The kick off for this one — an interview with Shia LaBeouf from The Onion’s A.V. Club on occasion of his starring role in this week’s Disturbia — isn’t mine, but it reminded me of a chat I had with LaBeouf back when he was making the press rounds for Bobby last fall.

A ways into the Q&A, the interviewer points out LaBeouf’s candidness and asks if he gets shit from his handlers; LaBeouf responds in the affirmative, in breezily loquacious style: “Sure, picture this whole room full of reiner-inners. That’s what their job is, and of course I understand that. And there’s an aspect to me that sort of wants to do the same. Because if you don’t rein it in, you start losing mystery and sometimes perception is almost more important than the skill level of an actor. And if you give too much away, you have nothing to take for yourself and put onscreen. If people feel like they know you too well, they won’t be able to identify with the character you’re trying to portray. Or they’ll feel that you’re just playing yourself, and then you just become a personality actor. And that’s the death of any actor. So this [gestures at himself] is a representative. This is far too important a conversation, it’s far too important, for me to be real with you. It’s just too important to my career, too important to the things that I love. So this right here is just this representative I’ve created. And I can talk all day in this character, this is just another form of acting. It’s closer to what I am, but what I am is too much for any kind of selling of a project. There’s too much money riding on this interview going well for me to be completely candid. So it’s just a creation.”
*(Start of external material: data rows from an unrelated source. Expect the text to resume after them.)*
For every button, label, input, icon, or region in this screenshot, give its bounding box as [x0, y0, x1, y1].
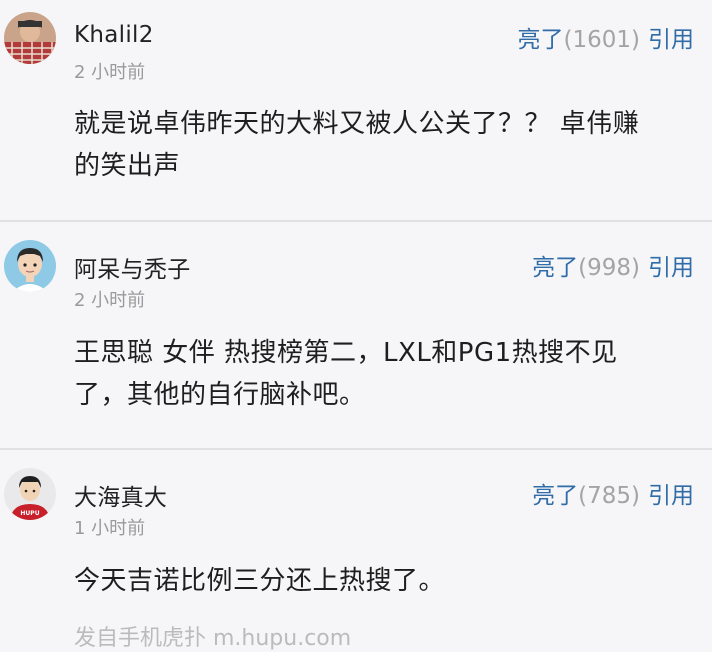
like-button[interactable]: 亮了(998)	[532, 255, 640, 281]
comment-actions: 亮了(785) 引用	[532, 476, 694, 510]
user-avatar[interactable]: HUPU	[4, 468, 56, 520]
comment-item: 阿呆与秃子 2 小时前 亮了(998) 引用 王思聪 女伴 热搜榜第二，LXL和P…	[0, 222, 712, 448]
content-line: 王思聪 女伴 热搜榜第二，LXL和PG1热搜不见	[74, 338, 618, 368]
username[interactable]: 大海真大	[74, 478, 167, 512]
comment-item: Khalil2 2 小时前 亮了(1601) 引用 就是说卓伟昨天的大料又被人公关…	[0, 0, 712, 220]
post-time: 2 小时前	[74, 290, 146, 311]
like-label: 亮了	[517, 27, 564, 53]
comment-item: HUPU 大海真大 1 小时前 亮了(785) 引用 今天吉诺比例三分还上热搜了。	[0, 450, 712, 638]
content-line: 的笑出声	[74, 151, 181, 181]
like-button[interactable]: 亮了(1601)	[518, 27, 640, 53]
username[interactable]: Khalil2	[74, 22, 154, 48]
username[interactable]: 阿呆与秃子	[74, 250, 191, 284]
content-line: 就是说卓伟昨天的大料又被人公关了？？ 卓伟赚	[74, 109, 640, 139]
avatar-hupu-text: HUPU	[20, 510, 39, 517]
user-avatar[interactable]	[4, 240, 56, 292]
like-count: (1601)	[563, 27, 640, 53]
avatar-image: HUPU	[4, 468, 56, 520]
like-label: 亮了	[532, 483, 579, 509]
like-label: 亮了	[532, 255, 579, 281]
avatar-image	[4, 12, 56, 64]
like-count: (785)	[578, 483, 640, 509]
quote-button[interactable]: 引用	[648, 255, 694, 281]
user-avatar[interactable]	[4, 12, 56, 64]
post-time: 2 小时前	[74, 62, 146, 83]
quote-button[interactable]: 引用	[648, 483, 694, 509]
source-text: 发自手机虎扑 m.hupu.com	[74, 626, 352, 651]
quote-button[interactable]: 引用	[648, 27, 694, 53]
comment-content: 就是说卓伟昨天的大料又被人公关了？？ 卓伟赚 的笑出声	[74, 103, 674, 187]
avatar-image	[4, 240, 56, 292]
comment-content: 王思聪 女伴 热搜榜第二，LXL和PG1热搜不见 了，其他的自行脑补吧。	[74, 332, 674, 416]
content-line: 了，其他的自行脑补吧。	[74, 380, 366, 410]
content-line: 今天吉诺比例三分还上热搜了。	[74, 566, 446, 596]
like-count: (998)	[578, 255, 640, 281]
post-time: 1 小时前	[74, 518, 146, 539]
comment-actions: 亮了(1601) 引用	[518, 20, 694, 54]
comment-actions: 亮了(998) 引用	[532, 248, 694, 282]
like-button[interactable]: 亮了(785)	[532, 483, 640, 509]
comment-content: 今天吉诺比例三分还上热搜了。	[74, 560, 674, 602]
LaBeouf is a mile-a-minute talker who has a way with shorthand that seems flippant but really isn’t (on being cast in Bobby: “You’re 20 years old — do you wanna go play for the all-star team? Sure…”), and he can segue between rat-tat-tat promotion (again on Bobby: “This is not a liberal movie, it’s not specifically about politics, it’s about ordinary people following extraordinary man. Here was a man with vision who was a voice for those who were silenced. This was a great person, and that’s the gist of what the film is about. It’s about relighting that fire in people that they can have faith in other people — it’s not politic, it’s about hope”) and blunt biographical distillation, as during one point in a roundtable chat when he described his dad, a former roadie with the Doobie Brothers, as “a real-deal hippie who still lives in a teepee in Montana — still.”
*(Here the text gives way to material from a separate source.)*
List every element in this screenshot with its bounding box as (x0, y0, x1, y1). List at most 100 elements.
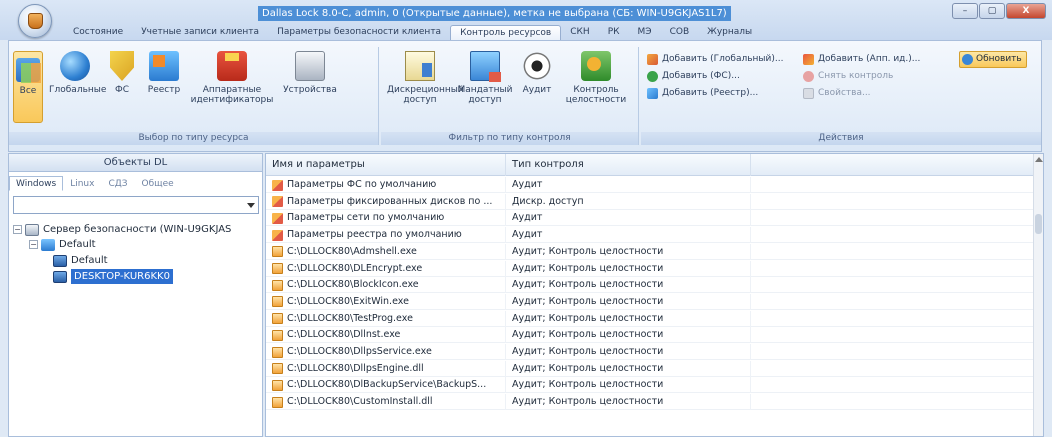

He’s a good interview, in other words — obviously preternaturally bright, but still bristling with the restless discomfort of youth. The most interesting moment that I had with him was riding up an elevator, on the way to a hotel hospitality suite. Making a bit of small talk after our scheduled interview, I finally asked LaBeouf, with a lolling smile, if he could get quite as excited selling a movie that he didn’t care about as he was about Bobby. From a savvier veteran, one might expect a pithy parry, or from a more automaton-like newcomer a wide-eyed exclamation along the lines of, “I hope I never have to!”
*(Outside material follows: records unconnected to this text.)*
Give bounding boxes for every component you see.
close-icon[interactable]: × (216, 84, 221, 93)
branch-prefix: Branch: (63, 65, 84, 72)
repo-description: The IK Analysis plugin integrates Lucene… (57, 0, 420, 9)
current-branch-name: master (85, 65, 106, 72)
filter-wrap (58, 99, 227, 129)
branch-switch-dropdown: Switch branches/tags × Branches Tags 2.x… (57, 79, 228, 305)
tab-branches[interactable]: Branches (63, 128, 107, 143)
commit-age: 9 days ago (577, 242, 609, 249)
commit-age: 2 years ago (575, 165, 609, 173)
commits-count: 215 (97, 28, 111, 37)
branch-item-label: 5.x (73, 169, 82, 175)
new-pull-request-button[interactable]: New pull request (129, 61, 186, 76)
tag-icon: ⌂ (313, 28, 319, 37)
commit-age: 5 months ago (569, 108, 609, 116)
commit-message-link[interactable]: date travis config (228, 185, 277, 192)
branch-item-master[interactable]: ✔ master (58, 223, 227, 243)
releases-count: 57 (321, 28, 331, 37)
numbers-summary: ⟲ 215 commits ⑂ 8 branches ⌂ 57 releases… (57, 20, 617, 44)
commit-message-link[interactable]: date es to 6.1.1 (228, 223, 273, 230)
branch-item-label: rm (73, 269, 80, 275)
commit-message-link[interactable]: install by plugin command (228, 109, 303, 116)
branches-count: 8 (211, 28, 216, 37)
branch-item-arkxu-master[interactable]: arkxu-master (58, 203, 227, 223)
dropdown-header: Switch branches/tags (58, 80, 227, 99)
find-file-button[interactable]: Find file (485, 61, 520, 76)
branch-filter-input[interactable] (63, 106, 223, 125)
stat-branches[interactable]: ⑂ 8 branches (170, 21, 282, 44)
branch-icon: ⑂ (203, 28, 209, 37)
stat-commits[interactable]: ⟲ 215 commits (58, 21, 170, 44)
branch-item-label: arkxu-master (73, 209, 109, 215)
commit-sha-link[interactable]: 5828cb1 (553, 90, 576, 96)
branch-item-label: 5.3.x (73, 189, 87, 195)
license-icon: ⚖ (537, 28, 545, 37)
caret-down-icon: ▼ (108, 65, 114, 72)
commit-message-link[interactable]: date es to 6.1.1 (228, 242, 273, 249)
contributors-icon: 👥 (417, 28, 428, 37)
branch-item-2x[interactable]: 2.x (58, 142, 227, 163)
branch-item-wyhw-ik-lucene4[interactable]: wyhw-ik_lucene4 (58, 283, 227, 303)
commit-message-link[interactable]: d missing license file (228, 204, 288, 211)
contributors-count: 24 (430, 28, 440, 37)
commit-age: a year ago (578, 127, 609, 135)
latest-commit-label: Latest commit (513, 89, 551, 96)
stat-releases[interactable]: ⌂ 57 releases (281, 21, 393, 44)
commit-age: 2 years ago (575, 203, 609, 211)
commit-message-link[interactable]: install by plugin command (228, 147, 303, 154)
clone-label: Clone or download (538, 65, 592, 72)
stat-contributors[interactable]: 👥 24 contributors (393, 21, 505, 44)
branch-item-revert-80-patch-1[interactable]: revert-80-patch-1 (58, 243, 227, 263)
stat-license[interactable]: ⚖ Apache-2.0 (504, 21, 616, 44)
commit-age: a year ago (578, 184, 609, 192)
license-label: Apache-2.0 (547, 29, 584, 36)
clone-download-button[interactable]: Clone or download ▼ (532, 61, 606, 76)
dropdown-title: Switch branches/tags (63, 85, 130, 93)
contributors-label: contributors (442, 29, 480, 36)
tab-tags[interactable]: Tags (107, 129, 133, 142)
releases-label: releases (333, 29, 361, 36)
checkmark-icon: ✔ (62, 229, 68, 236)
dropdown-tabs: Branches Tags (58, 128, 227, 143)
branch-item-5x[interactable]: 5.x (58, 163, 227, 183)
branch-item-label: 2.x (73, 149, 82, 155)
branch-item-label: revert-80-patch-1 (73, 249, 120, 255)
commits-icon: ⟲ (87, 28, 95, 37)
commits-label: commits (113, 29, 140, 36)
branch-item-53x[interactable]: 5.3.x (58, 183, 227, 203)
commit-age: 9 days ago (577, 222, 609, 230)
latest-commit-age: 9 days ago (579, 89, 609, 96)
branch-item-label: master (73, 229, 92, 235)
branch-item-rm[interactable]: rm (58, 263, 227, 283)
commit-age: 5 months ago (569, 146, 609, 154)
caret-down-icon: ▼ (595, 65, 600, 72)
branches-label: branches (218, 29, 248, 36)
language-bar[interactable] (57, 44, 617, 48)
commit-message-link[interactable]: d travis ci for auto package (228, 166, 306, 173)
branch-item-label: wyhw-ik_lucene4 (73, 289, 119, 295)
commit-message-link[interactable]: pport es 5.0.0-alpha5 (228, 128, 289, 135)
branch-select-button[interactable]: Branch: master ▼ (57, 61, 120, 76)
LaBeouf’s immediate response, though, was telling, in that, as in the above Onion piece, he copped to slipping into character for such interviews — not a lesser representation of himself, or a totally insincere one, but one tinged with boosterism, undeniably. He had to play-act as his own advocate. It’s the admission that a lot of actors won’t (or can’t) make. Think what you will of his on-screen talent, but this acknowledgement (which helps make him a good, always engaged talk show guest, for one) and LaBeouf's overall perspective confirm a pretty astonishing grasp, for someone of his age, of the difficulties inherent in nurturing and maintaining a film career — and the privilege of such an endeavor.